Les croyances sont des convictions de la réalité que nous acceptons comme vraies. Ils nous fournissent l’échafaudage mental de base pour comprendre et s’engager de manière significative dans notre monde. Les croyances restent fondamentales pour notre comportement et notre identité, mais elles ne sont pas bien comprises.
Les idées délirantes, en revanche, sont des croyances figées, généralement fausses, fermement ancrées, mais peu partagées. Dans des travaux antérieurs, nous avons proposé que l’étude des délires fournisse des informations uniques sur la nature cognitive de la croyance et son dysfonctionnement.
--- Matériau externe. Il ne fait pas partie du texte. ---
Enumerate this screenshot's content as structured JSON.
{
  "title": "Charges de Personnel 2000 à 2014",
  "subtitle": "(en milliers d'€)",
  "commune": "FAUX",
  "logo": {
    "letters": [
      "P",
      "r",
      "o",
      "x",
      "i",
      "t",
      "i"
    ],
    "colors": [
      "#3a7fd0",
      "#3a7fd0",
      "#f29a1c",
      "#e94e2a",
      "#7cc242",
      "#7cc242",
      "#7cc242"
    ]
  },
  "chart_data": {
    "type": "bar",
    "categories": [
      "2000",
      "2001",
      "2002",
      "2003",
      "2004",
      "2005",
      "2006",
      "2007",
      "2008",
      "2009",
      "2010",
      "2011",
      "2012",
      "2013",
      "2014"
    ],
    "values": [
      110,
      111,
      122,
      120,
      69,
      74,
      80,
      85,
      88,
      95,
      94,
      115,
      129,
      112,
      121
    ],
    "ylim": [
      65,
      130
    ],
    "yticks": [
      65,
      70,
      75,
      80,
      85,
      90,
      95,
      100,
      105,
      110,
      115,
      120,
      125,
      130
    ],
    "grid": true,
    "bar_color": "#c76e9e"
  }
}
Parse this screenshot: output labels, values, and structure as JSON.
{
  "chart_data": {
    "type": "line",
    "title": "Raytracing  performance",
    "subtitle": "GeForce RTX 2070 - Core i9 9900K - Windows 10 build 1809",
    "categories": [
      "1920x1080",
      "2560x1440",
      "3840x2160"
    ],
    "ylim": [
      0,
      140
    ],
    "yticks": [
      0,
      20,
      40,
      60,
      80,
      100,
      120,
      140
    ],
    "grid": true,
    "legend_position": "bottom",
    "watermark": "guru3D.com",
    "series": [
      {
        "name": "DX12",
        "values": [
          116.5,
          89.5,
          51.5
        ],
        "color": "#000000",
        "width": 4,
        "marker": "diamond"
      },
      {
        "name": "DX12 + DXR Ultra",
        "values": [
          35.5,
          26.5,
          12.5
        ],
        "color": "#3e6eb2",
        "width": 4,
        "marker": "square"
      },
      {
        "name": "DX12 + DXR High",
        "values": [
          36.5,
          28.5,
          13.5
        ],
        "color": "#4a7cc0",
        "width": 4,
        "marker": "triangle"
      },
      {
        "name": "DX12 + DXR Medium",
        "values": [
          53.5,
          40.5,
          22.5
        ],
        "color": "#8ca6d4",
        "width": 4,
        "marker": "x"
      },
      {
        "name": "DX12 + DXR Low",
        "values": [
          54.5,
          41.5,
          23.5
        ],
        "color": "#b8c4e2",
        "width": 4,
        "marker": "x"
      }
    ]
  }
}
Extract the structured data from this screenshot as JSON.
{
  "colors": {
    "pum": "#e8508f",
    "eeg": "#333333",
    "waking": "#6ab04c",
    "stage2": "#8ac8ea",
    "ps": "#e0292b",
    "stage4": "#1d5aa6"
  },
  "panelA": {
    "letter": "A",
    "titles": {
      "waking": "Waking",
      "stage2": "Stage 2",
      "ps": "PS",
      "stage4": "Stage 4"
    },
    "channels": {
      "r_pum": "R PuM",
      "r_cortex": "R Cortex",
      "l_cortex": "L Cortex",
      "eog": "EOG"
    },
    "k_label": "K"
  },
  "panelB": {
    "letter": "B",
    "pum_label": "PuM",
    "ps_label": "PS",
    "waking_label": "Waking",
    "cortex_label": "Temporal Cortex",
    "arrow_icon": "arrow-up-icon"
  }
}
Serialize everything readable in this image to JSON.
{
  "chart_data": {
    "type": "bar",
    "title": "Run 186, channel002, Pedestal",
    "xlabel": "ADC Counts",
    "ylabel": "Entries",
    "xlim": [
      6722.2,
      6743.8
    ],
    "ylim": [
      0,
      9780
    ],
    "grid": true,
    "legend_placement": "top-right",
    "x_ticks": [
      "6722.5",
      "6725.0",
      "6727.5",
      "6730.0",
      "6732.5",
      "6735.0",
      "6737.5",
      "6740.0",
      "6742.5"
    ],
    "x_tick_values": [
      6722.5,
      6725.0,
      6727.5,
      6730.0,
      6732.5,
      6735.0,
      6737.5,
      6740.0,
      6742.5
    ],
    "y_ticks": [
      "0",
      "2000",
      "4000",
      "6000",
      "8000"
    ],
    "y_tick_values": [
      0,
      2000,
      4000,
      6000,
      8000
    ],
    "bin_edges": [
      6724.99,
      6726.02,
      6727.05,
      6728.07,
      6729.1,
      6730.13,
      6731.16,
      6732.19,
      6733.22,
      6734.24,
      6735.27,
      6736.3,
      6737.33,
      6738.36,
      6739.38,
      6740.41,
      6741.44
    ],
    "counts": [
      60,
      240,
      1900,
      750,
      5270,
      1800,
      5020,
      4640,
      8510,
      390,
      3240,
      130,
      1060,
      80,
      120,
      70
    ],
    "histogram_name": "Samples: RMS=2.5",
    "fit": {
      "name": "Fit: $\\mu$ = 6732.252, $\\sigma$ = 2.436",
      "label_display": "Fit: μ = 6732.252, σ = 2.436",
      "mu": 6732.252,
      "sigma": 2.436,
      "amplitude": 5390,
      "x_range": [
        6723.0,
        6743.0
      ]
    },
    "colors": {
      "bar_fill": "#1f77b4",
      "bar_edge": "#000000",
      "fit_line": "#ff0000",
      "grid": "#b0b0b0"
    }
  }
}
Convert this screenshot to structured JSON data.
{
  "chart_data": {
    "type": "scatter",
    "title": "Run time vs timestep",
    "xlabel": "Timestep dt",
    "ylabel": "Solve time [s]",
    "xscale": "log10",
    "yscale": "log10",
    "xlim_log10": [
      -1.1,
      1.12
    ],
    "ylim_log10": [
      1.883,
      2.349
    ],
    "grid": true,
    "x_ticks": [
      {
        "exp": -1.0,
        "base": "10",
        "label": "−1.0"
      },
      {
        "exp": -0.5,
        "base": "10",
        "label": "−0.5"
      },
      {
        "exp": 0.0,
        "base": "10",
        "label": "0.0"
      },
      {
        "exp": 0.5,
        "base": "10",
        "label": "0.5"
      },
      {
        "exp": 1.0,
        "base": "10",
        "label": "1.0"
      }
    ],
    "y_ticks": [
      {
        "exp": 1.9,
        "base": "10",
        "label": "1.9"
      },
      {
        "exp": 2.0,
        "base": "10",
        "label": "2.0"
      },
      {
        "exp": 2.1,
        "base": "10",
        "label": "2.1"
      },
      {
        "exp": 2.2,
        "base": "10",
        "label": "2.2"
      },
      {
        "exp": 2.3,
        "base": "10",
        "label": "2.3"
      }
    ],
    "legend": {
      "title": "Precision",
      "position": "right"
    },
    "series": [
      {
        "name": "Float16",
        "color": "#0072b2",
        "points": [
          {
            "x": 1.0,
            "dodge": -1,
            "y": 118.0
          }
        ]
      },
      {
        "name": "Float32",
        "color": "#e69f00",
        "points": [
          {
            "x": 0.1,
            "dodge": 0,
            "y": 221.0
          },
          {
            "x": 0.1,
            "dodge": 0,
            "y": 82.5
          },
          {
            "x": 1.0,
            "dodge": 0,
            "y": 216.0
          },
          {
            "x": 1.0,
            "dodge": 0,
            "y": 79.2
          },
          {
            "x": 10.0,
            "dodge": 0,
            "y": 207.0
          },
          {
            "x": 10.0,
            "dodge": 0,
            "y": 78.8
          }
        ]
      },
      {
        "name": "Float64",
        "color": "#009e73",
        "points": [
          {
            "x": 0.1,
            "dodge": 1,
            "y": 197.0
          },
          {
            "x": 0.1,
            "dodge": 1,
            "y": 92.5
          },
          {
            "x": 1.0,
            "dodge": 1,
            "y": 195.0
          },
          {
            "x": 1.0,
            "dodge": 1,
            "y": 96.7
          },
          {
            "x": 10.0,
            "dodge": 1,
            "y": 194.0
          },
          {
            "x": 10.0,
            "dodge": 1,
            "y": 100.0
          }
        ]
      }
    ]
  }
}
Sur la base de preuves issues des délires et d’autres disciplines psychologiques, nous avons proposé un modèle cognitif provisoire en cinq étapes de formation des croyances.
Lorsque nous sommes confrontés à un apport sensoriel ou à une communication sociale inattendu, nous cherchons à en rendre compte sur la base des croyances, des souvenirs et d'autres informations sociales existantes. Nous évaluons ensuite notre récit en fonction de la manière dont il explique nos expériences et de sa cohérence avec nos croyances antérieures. Si elle répond à ces critères, la croyance est acceptée. Cela guide ensuite ce à quoi nous prêtons attention et quelles autres idées nous pouvons considérer.
Nous proposons que les idées délirantes puissent survenir à différentes étapes de ce modèle. Notre approche met en évidence l'importance de la recherche de sens et du contexte social par l'individu dans la formation des délires. Il attire également l’attention sur l’impact d’un délire, une fois formé, sur les perceptions et la pensée ultérieures.
Ce modèle reliant les délires et les croyances diffère des récits antérieurs qui suggéraient que les délires étaient distincts de la croyance ou apparaissaient comme une réponse largement passive à un apport sensoriel anormal tel qu'une hallucination. Des recherches antérieures, par exemple, ont révélé que certaines personnes qui pensaient que les membres de leur famille étaient remplacés par des imposteurs (appelé délire de Capgras) avaient des déficits dans le traitement des visages familiers, ce qui aurait pu générer cette idée.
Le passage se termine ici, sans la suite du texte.